The following example demonstrates how to preload the meta-llama/Meta-Llama-3.1-8B-Instruct model from HuggingFace onto a PVC named models-pvc. This model requires a HuggingFace token and access permissions, which can be requested at huggingface.co. This example employs a Kubernetes Job that executes the huggingface-cli command to download the model to the /mnt/models/meta-llama-3.1-8b-instruct directory on the PVC. However, you can customize the Job to use any method that suits your needs for preloading models.

apiVersion: batch/v1
kind: Job
metadata:
  name: download-llama-3-1-8b-instruct-model
spec:
  template:
    spec:
      containers:
      - name: model-installer
        image: kserve/huggingfaceserver:latest
        command: ["/bin/sh", "-c"]
        args:
          - |
            MODEL_DIR="/mnt/models/meta-llama-3.1-8b-instruct"

            huggingface-cli download meta-llama/Meta-Llama-3.1-8B-Instruct --token $HF_TOKEN --local-dir $MODEL_DIR

            [ $? -eq 0 ] && echo "Model download complete" || echo "Model download failed"            
        env:
        - name: HF_TOKEN
          value: hf_XXXXXXXXXXXXXXXXXXXXXX
        volumeMounts:
        - name: models-cache
          mountPath: /mnt/models
      restartPolicy: OnFailure
      volumes:
      - name: models-cache
        persistentVolumeClaim:
          claimName: models-pvc

Applying the Kubernetes Job

After creating the YAML file (e.g., download-llama-3-1-8b-instruct-model.yaml) with the content provided in the example above, you can apply it to your Kubernetes cluster using the following command:

kubectl apply -f download-llama-3-1-8b-instruct-model.yaml
tip icon Tip

You can monitor the logs to view the progress of the model being downloaded onto the PVC or to check for any errors that may have occurred.

kubectl logs job/download-llama-3-1-8b-instruct-model

When the model has been successfully downloaded, the last few lines of the log should look similar to the following output:

Download complete.

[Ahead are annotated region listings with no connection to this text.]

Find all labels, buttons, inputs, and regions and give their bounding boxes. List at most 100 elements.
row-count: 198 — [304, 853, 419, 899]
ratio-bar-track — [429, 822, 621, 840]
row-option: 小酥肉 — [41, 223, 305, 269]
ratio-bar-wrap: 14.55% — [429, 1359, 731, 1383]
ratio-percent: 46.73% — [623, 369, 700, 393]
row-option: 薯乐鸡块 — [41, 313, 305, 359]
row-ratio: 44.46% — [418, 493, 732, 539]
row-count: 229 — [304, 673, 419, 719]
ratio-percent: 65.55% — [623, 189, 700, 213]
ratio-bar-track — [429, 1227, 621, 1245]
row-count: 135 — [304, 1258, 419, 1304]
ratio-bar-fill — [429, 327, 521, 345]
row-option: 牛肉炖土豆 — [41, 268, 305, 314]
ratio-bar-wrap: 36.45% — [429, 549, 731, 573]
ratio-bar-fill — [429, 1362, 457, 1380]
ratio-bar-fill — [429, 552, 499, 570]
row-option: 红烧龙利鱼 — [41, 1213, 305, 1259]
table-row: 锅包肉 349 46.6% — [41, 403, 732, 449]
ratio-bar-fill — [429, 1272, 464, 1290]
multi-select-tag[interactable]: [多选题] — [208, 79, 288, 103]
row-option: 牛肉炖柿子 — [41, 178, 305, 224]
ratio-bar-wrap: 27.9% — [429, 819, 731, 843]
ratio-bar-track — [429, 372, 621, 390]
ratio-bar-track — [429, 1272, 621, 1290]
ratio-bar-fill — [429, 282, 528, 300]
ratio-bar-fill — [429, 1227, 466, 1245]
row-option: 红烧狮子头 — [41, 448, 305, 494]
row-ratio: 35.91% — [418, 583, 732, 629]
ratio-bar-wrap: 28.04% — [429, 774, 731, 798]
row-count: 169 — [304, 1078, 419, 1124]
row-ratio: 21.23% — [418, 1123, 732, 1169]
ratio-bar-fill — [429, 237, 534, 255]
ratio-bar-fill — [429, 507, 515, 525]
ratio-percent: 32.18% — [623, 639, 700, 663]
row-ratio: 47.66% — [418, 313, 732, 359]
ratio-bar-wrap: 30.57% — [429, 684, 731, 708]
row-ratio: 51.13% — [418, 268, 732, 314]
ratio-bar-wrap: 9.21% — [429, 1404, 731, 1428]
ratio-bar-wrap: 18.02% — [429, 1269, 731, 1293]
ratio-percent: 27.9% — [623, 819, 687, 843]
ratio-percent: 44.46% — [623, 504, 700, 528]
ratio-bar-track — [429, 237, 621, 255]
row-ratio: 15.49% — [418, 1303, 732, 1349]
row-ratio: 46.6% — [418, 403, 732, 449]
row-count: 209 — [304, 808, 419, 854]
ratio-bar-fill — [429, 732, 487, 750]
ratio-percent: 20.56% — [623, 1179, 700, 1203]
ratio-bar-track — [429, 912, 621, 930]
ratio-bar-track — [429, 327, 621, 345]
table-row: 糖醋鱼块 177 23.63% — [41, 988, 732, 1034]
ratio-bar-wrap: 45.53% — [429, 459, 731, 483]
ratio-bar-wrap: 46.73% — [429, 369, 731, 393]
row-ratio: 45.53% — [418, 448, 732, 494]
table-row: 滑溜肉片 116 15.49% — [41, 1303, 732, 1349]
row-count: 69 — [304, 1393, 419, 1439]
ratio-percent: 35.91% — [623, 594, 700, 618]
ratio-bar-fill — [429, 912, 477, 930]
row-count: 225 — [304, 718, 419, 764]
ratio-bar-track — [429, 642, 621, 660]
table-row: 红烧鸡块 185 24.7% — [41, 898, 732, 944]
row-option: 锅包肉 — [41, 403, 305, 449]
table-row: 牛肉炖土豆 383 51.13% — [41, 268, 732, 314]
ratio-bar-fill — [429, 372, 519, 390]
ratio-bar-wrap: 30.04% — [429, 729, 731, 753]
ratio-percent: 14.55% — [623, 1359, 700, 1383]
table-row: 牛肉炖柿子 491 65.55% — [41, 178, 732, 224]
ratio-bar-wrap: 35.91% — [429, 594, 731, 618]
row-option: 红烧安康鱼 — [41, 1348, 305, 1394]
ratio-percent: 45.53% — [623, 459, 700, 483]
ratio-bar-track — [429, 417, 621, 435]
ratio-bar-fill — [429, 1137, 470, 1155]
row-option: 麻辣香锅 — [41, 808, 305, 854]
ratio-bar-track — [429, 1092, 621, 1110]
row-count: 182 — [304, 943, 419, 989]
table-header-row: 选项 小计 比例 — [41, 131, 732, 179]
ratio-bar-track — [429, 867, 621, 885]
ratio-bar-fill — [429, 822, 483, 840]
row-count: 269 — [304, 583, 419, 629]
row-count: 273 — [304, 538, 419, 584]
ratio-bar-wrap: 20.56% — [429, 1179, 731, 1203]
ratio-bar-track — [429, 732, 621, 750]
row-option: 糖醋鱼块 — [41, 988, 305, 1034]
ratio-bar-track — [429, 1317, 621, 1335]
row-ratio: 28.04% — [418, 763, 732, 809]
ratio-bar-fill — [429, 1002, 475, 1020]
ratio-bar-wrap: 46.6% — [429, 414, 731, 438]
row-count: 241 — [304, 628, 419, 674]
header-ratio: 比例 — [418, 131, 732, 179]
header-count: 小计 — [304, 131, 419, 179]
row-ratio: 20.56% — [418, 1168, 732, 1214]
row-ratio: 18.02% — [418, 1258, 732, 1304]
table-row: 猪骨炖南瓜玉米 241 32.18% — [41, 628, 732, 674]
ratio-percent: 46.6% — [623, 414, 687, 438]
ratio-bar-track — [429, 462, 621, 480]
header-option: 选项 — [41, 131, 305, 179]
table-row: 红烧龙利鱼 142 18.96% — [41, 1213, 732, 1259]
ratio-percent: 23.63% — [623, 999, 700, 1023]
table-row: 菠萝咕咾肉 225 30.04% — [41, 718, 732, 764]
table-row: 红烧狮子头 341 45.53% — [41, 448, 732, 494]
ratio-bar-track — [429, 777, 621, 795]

Moving file to /mnt/models/meta-llama-3.1-8b-instruct/model-00001-of-00004.safetensors
Fetching 17 files:  41%|████      | 7/17 [01:04<01:36,  9.67s/it]Download complete. Moving file to /mnt/models/meta-llama-3.1-8b-instruct/original/consolidated.00.pth
Fetching 17 files: 100%|██████████| 17/17 [02:04<00:00,  7.30s/it]
/mnt/models/meta-llama-3.1-8b-instruct
Model download complete

At this point, you can now reference the model stored on the PVC in your inference service deployment.